Jessica Simpson is also known for her generosity, leaving a $300 tip for the $500 bill at New York Italian restaurant Lavo, accompanied by a note to her waitress, which read: “You were amazing and make this world a better place, Love Jess.” I wonder what the waitress thought when she was handed that at the end of her shift?

 A tip or gratuity (according to Wikipedia) is a voluntary extra payment in addition to the advertised price of a transaction and that such payments and their size are a matter of social custom and are made at the discretion of the patron. In a restaurant environment, good customer service is often rewarded with a small gratuity. Throughout the course of the meal, a relationship has been formed and hopefully the customer will leave very happy indeed. This will hopefully result in positive feedback about the restaurant to others, who may then want to try it for themselves and in their turn become repeat customers.

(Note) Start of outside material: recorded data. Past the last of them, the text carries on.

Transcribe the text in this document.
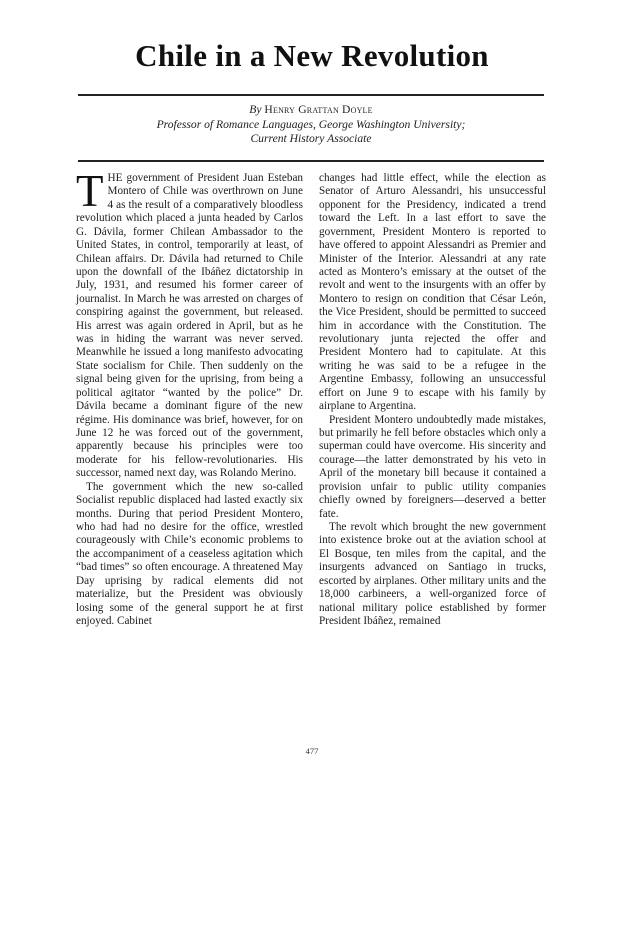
Chile in a New Revolution
By Henry Grattan Doyle
Professor of Romance Languages, George Washington University;
Current History Associate

THE government of President Juan Esteban Montero of Chile was overthrown on June 4 as the result of a comparatively bloodless revolution which placed a junta headed by Carlos G. Dávila, former Chilean Ambassador to the United States, in control, temporarily at least, of Chilean affairs. Dr. Dávila had returned to Chile upon the downfall of the Ibáñez dictatorship in July, 1931, and resumed his former career of journalist. In March he was arrested on charges of conspiring against the government, but released. His arrest was again ordered in April, but as he was in hiding the warrant was never served. Meanwhile he issued a long manifesto advocating State socialism for Chile. Then suddenly on the signal being given for the uprising, from being a political agitator “wanted by the police” Dr. Dávila became a dominant figure of the new régime. His dominance was brief, however, for on June 12 he was forced out of the government, apparently because his principles were too moderate for his fellow-revolutionaries. His successor, named next day, was Rolando Merino.

The government which the new so-called Socialist republic displaced had lasted exactly six months. During that period President Montero, who had had no desire for the office, wrestled courageously with Chile’s economic problems to the accompaniment of a ceaseless agitation which “bad times” so often encourage. A threatened May Day uprising by radical elements did not materialize, but the President was obviously losing some of the general support he at first enjoyed. Cabinet

changes had little effect, while the election as Senator of Arturo Alessandri, his unsuccessful opponent for the Presidency, indicated a trend toward the Left. In a last effort to save the government, President Montero is reported to have offered to appoint Alessandri as Premier and Minister of the Interior. Alessandri at any rate acted as Montero’s emissary at the outset of the revolt and went to the insurgents with an offer by Montero to resign on condition that César León, the Vice President, should be permitted to succeed him in accordance with the Constitution. The revolutionary junta rejected the offer and President Montero had to capitulate. At this writing he was said to be a refugee in the Argentine Embassy, following an unsuccessful effort on June 9 to escape with his family by airplane to Argentina.

President Montero undoubtedly made mistakes, but primarily he fell before obstacles which only a superman could have overcome. His sincerity and courage—the latter demonstrated by his veto in April of the monetary bill because it contained a provision unfair to public utility companies chiefly owned by foreigners—deserved a better fate.

The revolt which brought the new government into existence broke out at the aviation school at El Bosque, ten miles from the capital, and the insurgents advanced on Santiago in trucks, escorted by airplanes. Other military units and the 18,000 carbineers, a well-organized force of national military police established by former President Ibáñez, remained

477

In our experience at Pizza Express on that afternoon, we felt that failing to give an adequate tip when one was clearly expected may have been considered miserly. Yet the customer service wasn’t great and that is what I would have expected to leave a tip for. I don’t know what your own experiences are but it is interesting isn’t it I mean, I always leave a generous tip where I feel that the service has been considered and attentive but when a tip is just expected or taken for granted I feel compelled not to leave one.  If that seems unethical or a faux pas then I will have to accept that because then again, I’m not Jay Z am I? Oh, and by the way, Champagne is my favourite tipple….not that I have ever sampled what I am sure are the delights of a bottle of Armand de Brignac….. nor am I ever likely to I suspect!!